00:17:22.540 | It outperforms on the same benchmarks by a significant margin.
00:17:26.340 | Well, Google have obviously one-upped them by reaching new state-of-the-art performances
00:17:30.620 | on 10 of 14 benchmarks.
00:17:32.860 | Microsoft had also said that their approach has simple prompting and doesn't need more
00:17:37.180 | sophisticated and expensive methods.
00:17:39.380 | Google shot back saying they don't need complex, specialized prompting and their approach
00:17:43.720 | is best.
00:17:44.720 | Honestly, this is competition that I would encourage.
00:17:47.620 | May they long compete for glory in this medical arena.
00:17:51.340 | In case you're wondering, because Gemini is a multimodal model, it can see images too.
00:17:56.620 | You can interact with patients and ask them to provide images.
00:17:59.940 | The model can also interact with primary care physicians and ask for things like x-rays.
00:18:04.620 | And most surprisingly to me, it can also interact with surgeons to help boost performance.
00:18:10.260 | Yes, that's video assistance during live surgery.
00:18:13.640 | Of course, they haven't yet deployed this for ethical and safety reasons, but Gemini
00:18:18.120 | is already capable of assessing a video scene and helping with surgery.
00:18:23.060 | For example, by answering whether the critical view of safety criteria are being met.
00:18:27.780 | Do you have a great view of the gallbladder, for example.
00:18:31.260 | And MedGemini could potentially guide surgeons in real time during these complex procedures
00:18:35.760 | for not only improved accuracy, but patient outcomes.
00:18:39.840 | Notice the nuance of the response from Gemini, oh, the lower third of the gallbladder is
00:18:44.560 | not dissected off the cystic plate.
00:18:47.240 | And the authors list many improvements that they could have made, they just didn't have
00:18:51.120 | time to make.
00:18:52.120 | For example, the models were searching the wild web.
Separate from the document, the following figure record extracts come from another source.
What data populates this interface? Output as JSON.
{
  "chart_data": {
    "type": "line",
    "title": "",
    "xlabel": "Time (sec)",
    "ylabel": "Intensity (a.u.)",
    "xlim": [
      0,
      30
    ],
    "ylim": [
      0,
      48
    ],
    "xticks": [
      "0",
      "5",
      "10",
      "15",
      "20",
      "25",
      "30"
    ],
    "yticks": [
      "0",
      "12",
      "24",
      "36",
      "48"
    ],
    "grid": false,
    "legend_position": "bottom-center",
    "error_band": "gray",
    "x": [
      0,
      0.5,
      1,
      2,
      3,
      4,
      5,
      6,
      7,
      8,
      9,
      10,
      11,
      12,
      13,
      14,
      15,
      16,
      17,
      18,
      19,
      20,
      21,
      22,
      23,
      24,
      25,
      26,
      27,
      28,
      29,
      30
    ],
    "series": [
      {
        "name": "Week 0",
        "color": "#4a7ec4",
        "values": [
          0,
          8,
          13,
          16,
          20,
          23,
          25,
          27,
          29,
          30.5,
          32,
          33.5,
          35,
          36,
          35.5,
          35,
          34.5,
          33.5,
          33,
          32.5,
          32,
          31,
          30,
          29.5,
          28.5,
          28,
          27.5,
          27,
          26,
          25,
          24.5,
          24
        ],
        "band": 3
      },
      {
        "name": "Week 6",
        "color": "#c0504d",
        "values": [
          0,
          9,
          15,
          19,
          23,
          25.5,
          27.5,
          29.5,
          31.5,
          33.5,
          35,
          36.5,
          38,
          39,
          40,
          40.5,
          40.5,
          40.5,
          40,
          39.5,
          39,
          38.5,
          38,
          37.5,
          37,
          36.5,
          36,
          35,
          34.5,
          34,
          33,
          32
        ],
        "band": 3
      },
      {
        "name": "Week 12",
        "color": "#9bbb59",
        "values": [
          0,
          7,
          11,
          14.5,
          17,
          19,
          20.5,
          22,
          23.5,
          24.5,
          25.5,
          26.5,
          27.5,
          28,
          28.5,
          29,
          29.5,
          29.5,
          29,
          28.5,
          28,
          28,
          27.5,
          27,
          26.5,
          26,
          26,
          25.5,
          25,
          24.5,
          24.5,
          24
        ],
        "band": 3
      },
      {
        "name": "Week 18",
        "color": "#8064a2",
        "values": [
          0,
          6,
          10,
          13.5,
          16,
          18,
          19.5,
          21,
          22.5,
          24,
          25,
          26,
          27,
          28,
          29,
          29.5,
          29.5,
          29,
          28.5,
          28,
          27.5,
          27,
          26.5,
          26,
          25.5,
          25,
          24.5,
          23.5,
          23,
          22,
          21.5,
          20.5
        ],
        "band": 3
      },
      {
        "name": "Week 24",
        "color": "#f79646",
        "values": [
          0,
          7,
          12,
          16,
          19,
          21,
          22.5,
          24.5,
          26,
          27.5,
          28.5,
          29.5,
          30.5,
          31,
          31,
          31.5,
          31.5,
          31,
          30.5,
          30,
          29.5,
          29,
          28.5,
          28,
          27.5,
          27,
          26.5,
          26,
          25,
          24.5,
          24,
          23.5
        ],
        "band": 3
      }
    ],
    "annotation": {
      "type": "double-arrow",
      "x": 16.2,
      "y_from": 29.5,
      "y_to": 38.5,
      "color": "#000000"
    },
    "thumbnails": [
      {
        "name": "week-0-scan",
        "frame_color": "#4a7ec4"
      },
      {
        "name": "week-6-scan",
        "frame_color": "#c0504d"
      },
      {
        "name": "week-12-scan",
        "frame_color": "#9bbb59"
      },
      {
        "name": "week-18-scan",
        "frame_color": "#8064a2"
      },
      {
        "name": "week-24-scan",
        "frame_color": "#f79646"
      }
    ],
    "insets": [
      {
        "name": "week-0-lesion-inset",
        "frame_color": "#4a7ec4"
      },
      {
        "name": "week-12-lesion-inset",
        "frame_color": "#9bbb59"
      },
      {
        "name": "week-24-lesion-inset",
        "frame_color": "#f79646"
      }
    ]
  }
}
00:18:55.520 | And one option would be to restrict the search results to just more authoritative medical
00:19:00.920 | sources.
00:19:01.920 | The catch though, is that this model is not open sourced and isn't widely available.
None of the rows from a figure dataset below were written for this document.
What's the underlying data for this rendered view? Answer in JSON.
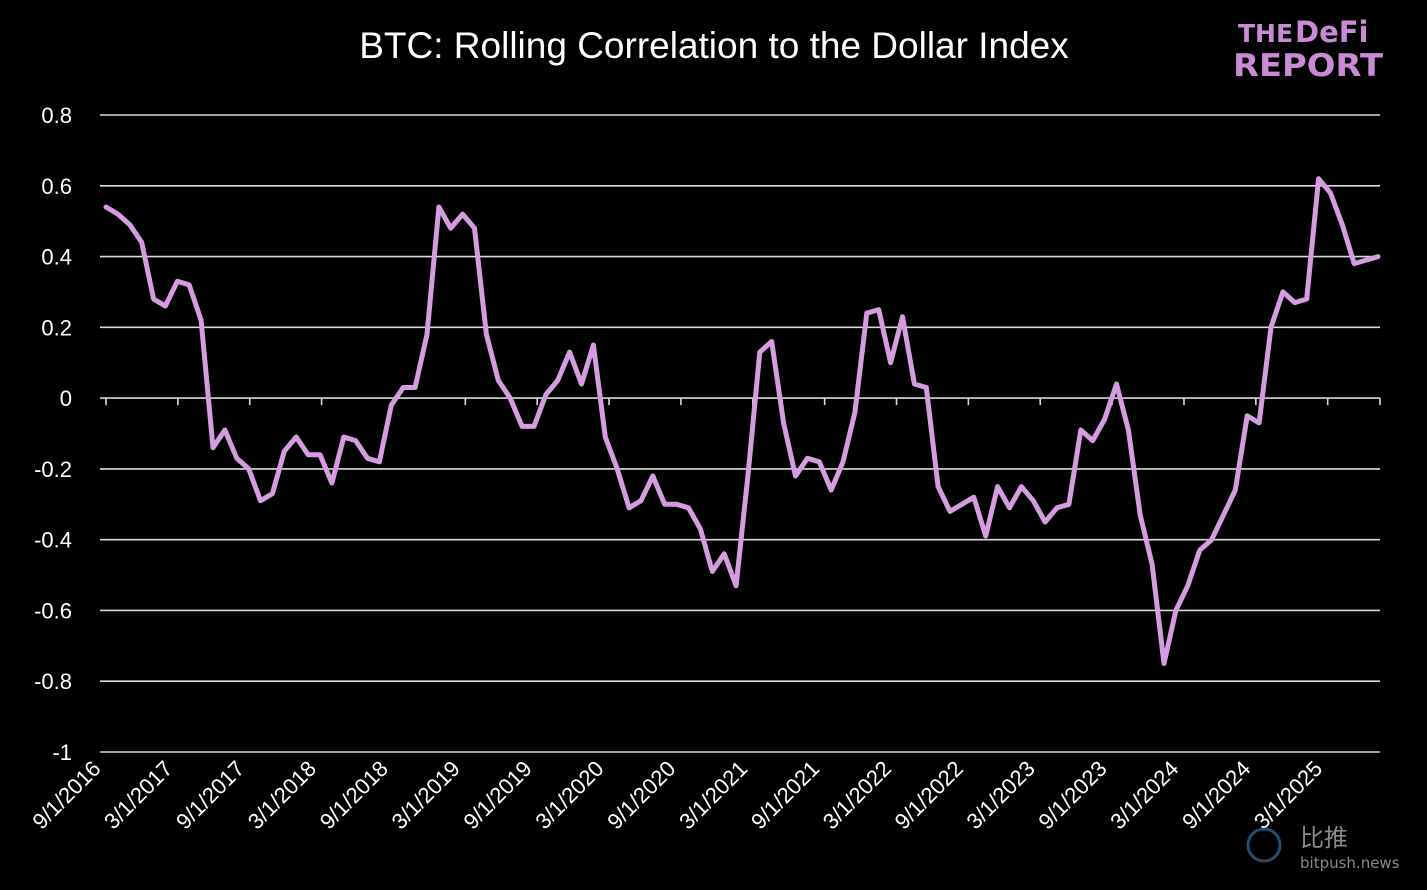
{
  "logo": {
    "line1_a": "THE",
    "line1_b": "DeFi",
    "line2": "REPORT",
    "color": "#c98bd6"
  },
  "watermark": {
    "cn": "比推",
    "en": "bitpush.news"
  },
  "chart_data": {
    "type": "line",
    "title": "BTC: Rolling Correlation to the Dollar Index",
    "xlabel": "",
    "ylabel": "",
    "ylim": [
      -1,
      0.8
    ],
    "yticks": [
      "0.8",
      "0.6",
      "0.4",
      "0.2",
      "0",
      "-0.2",
      "-0.4",
      "-0.6",
      "-0.8",
      "-1"
    ],
    "ytick_values": [
      0.8,
      0.6,
      0.4,
      0.2,
      0,
      -0.2,
      -0.4,
      -0.6,
      -0.8,
      -1
    ],
    "xticks": [
      "9/1/2016",
      "3/1/2017",
      "9/1/2017",
      "3/1/2018",
      "9/1/2018",
      "3/1/2019",
      "9/1/2019",
      "3/1/2020",
      "9/1/2020",
      "3/1/2021",
      "9/1/2021",
      "3/1/2022",
      "9/1/2022",
      "3/1/2023",
      "9/1/2023",
      "3/1/2024",
      "9/1/2024",
      "3/1/2025"
    ],
    "grid": true,
    "line_color": "#d59ce0",
    "series": [
      {
        "values": [
          0.54,
          0.52,
          0.49,
          0.44,
          0.28,
          0.26,
          0.33,
          0.32,
          0.22,
          -0.14,
          -0.09,
          -0.17,
          -0.2,
          -0.29,
          -0.27,
          -0.15,
          -0.11,
          -0.16,
          -0.16,
          -0.24,
          -0.11,
          -0.12,
          -0.17,
          -0.18,
          -0.02,
          0.03,
          0.03,
          0.18,
          0.54,
          0.48,
          0.52,
          0.48,
          0.18,
          0.05,
          0.0,
          -0.08,
          -0.08,
          0.01,
          0.05,
          0.13,
          0.04,
          0.15,
          -0.11,
          -0.2,
          -0.31,
          -0.29,
          -0.22,
          -0.3,
          -0.3,
          -0.31,
          -0.37,
          -0.49,
          -0.44,
          -0.53,
          -0.22,
          0.13,
          0.16,
          -0.07,
          -0.22,
          -0.17,
          -0.18,
          -0.26,
          -0.18,
          -0.04,
          0.24,
          0.25,
          0.1,
          0.23,
          0.04,
          0.03,
          -0.25,
          -0.32,
          -0.3,
          -0.28,
          -0.39,
          -0.25,
          -0.31,
          -0.25,
          -0.29,
          -0.35,
          -0.31,
          -0.3,
          -0.09,
          -0.12,
          -0.06,
          0.04,
          -0.09,
          -0.33,
          -0.47,
          -0.75,
          -0.6,
          -0.53,
          -0.43,
          -0.4,
          -0.33,
          -0.26,
          -0.05,
          -0.07,
          0.2,
          0.3,
          0.27,
          0.28,
          0.62,
          0.58,
          0.49,
          0.38,
          0.39,
          0.4
        ]
      }
    ]
  }
}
00:19:06.240 | Due to, they say, the safety implications of unmonitored use.
00:19:10.200 | I suspect the commercial implications of open sourcing Gemini also had something to do with
00:19:16.080 | But here's the question I would set for you.
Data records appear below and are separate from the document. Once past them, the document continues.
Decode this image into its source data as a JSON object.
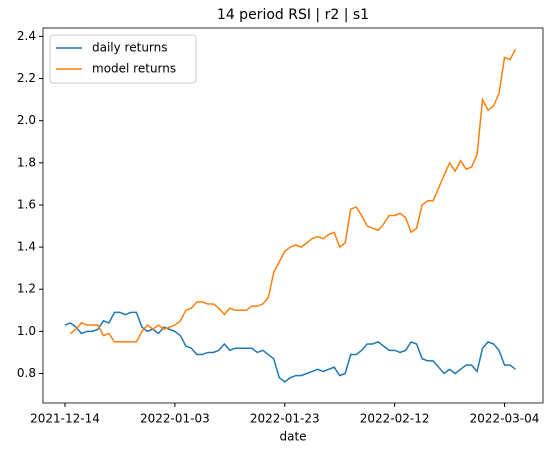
{
  "chart_data": {
    "type": "line",
    "title": "14 period RSI | r2 | s1",
    "xlabel": "date",
    "x": [
      "2021-12-14",
      "2021-12-15",
      "2021-12-16",
      "2021-12-17",
      "2021-12-18",
      "2021-12-19",
      "2021-12-20",
      "2021-12-21",
      "2021-12-22",
      "2021-12-23",
      "2021-12-24",
      "2021-12-25",
      "2021-12-26",
      "2021-12-27",
      "2021-12-28",
      "2021-12-29",
      "2021-12-30",
      "2021-12-31",
      "2022-01-01",
      "2022-01-02",
      "2022-01-03",
      "2022-01-04",
      "2022-01-05",
      "2022-01-06",
      "2022-01-07",
      "2022-01-08",
      "2022-01-09",
      "2022-01-10",
      "2022-01-11",
      "2022-01-12",
      "2022-01-13",
      "2022-01-14",
      "2022-01-15",
      "2022-01-16",
      "2022-01-17",
      "2022-01-18",
      "2022-01-19",
      "2022-01-20",
      "2022-01-21",
      "2022-01-22",
      "2022-01-23",
      "2022-01-24",
      "2022-01-25",
      "2022-01-26",
      "2022-01-27",
      "2022-01-28",
      "2022-01-29",
      "2022-01-30",
      "2022-01-31",
      "2022-02-01",
      "2022-02-02",
      "2022-02-03",
      "2022-02-04",
      "2022-02-05",
      "2022-02-06",
      "2022-02-07",
      "2022-02-08",
      "2022-02-09",
      "2022-02-10",
      "2022-02-11",
      "2022-02-12",
      "2022-02-13",
      "2022-02-14",
      "2022-02-15",
      "2022-02-16",
      "2022-02-17",
      "2022-02-18",
      "2022-02-19",
      "2022-02-20",
      "2022-02-21",
      "2022-02-22",
      "2022-02-23",
      "2022-02-24",
      "2022-02-25",
      "2022-02-26",
      "2022-02-27",
      "2022-02-28",
      "2022-03-01",
      "2022-03-02",
      "2022-03-03",
      "2022-03-04",
      "2022-03-05",
      "2022-03-06"
    ],
    "series": [
      {
        "name": "daily returns",
        "color": "#1f77b4",
        "values": [
          1.03,
          1.04,
          1.02,
          0.99,
          1.0,
          1.0,
          1.01,
          1.05,
          1.04,
          1.09,
          1.09,
          1.08,
          1.09,
          1.09,
          1.02,
          1.0,
          1.01,
          0.99,
          1.02,
          1.01,
          1.0,
          0.98,
          0.93,
          0.92,
          0.89,
          0.89,
          0.9,
          0.9,
          0.91,
          0.94,
          0.91,
          0.92,
          0.92,
          0.92,
          0.92,
          0.9,
          0.91,
          0.89,
          0.87,
          0.78,
          0.76,
          0.78,
          0.79,
          0.79,
          0.8,
          0.81,
          0.82,
          0.81,
          0.82,
          0.83,
          0.79,
          0.8,
          0.89,
          0.89,
          0.91,
          0.94,
          0.94,
          0.95,
          0.93,
          0.91,
          0.91,
          0.9,
          0.91,
          0.95,
          0.94,
          0.87,
          0.86,
          0.86,
          0.83,
          0.8,
          0.82,
          0.8,
          0.82,
          0.84,
          0.84,
          0.81,
          0.92,
          0.95,
          0.94,
          0.91,
          0.84,
          0.84,
          0.82
        ]
      },
      {
        "name": "model returns",
        "color": "#ff7f0e",
        "values": [
          null,
          0.99,
          1.01,
          1.04,
          1.03,
          1.03,
          1.03,
          0.98,
          0.99,
          0.95,
          0.95,
          0.95,
          0.95,
          0.95,
          1.0,
          1.03,
          1.01,
          1.03,
          1.01,
          1.02,
          1.03,
          1.05,
          1.1,
          1.11,
          1.14,
          1.14,
          1.13,
          1.13,
          1.11,
          1.08,
          1.11,
          1.1,
          1.1,
          1.1,
          1.12,
          1.12,
          1.13,
          1.16,
          1.28,
          1.33,
          1.38,
          1.4,
          1.41,
          1.4,
          1.42,
          1.44,
          1.45,
          1.44,
          1.46,
          1.47,
          1.4,
          1.42,
          1.58,
          1.59,
          1.55,
          1.5,
          1.49,
          1.48,
          1.51,
          1.55,
          1.55,
          1.56,
          1.54,
          1.47,
          1.49,
          1.6,
          1.62,
          1.62,
          1.68,
          1.74,
          1.8,
          1.76,
          1.81,
          1.77,
          1.78,
          1.84,
          2.1,
          2.05,
          2.07,
          2.13,
          2.3,
          2.29,
          2.34
        ]
      }
    ],
    "xlim": [
      "2021-12-10",
      "2022-03-11"
    ],
    "xticks": [
      "2021-12-14",
      "2022-01-03",
      "2022-01-23",
      "2022-02-12",
      "2022-03-04"
    ],
    "ylim": [
      0.66,
      2.44
    ],
    "yticks": [
      {
        "value": 0.8,
        "label": "0.8"
      },
      {
        "value": 1.0,
        "label": "1.0"
      },
      {
        "value": 1.2,
        "label": "1.2"
      },
      {
        "value": 1.4,
        "label": "1.4"
      },
      {
        "value": 1.6,
        "label": "1.6"
      },
      {
        "value": 1.8,
        "label": "1.8"
      },
      {
        "value": 2.0,
        "label": "2.0"
      },
      {
        "value": 2.2,
        "label": "2.2"
      },
      {
        "value": 2.4,
        "label": "2.4"
      }
    ],
    "legend": "upper left"
  }
}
00:19:17.360 | We know that hundreds of thousands or even millions of people die due to medical mistakes
00:19:21.860 | around the world.
00:19:22.860 | So if and when MedGemini 2, 3 or 4 becomes unambiguously better than all clinicians at
00:19:29.640 | diagnosing diseases, then at what point is it unethical not to at least deploy them in
00:19:35.640 | assisting clinicians?
00:19:36.640 | That's definitely something at least to think about.
00:19:39.400 | Overall, this is exciting and excellent work.
00:19:42.000 | So many congratulations to the team.
00:19:44.640 | And in a world that is seeing some stark misuses of AI, as well as increasingly autonomous
00:19:51.240 | deployment of AI, like this autonomous tank, the fact that we can get breakthroughs like
00:19:56.440 | this is genuinely uplifting.
00:19:58.640 | Thank you so much for watching to the end and have a wonderful day.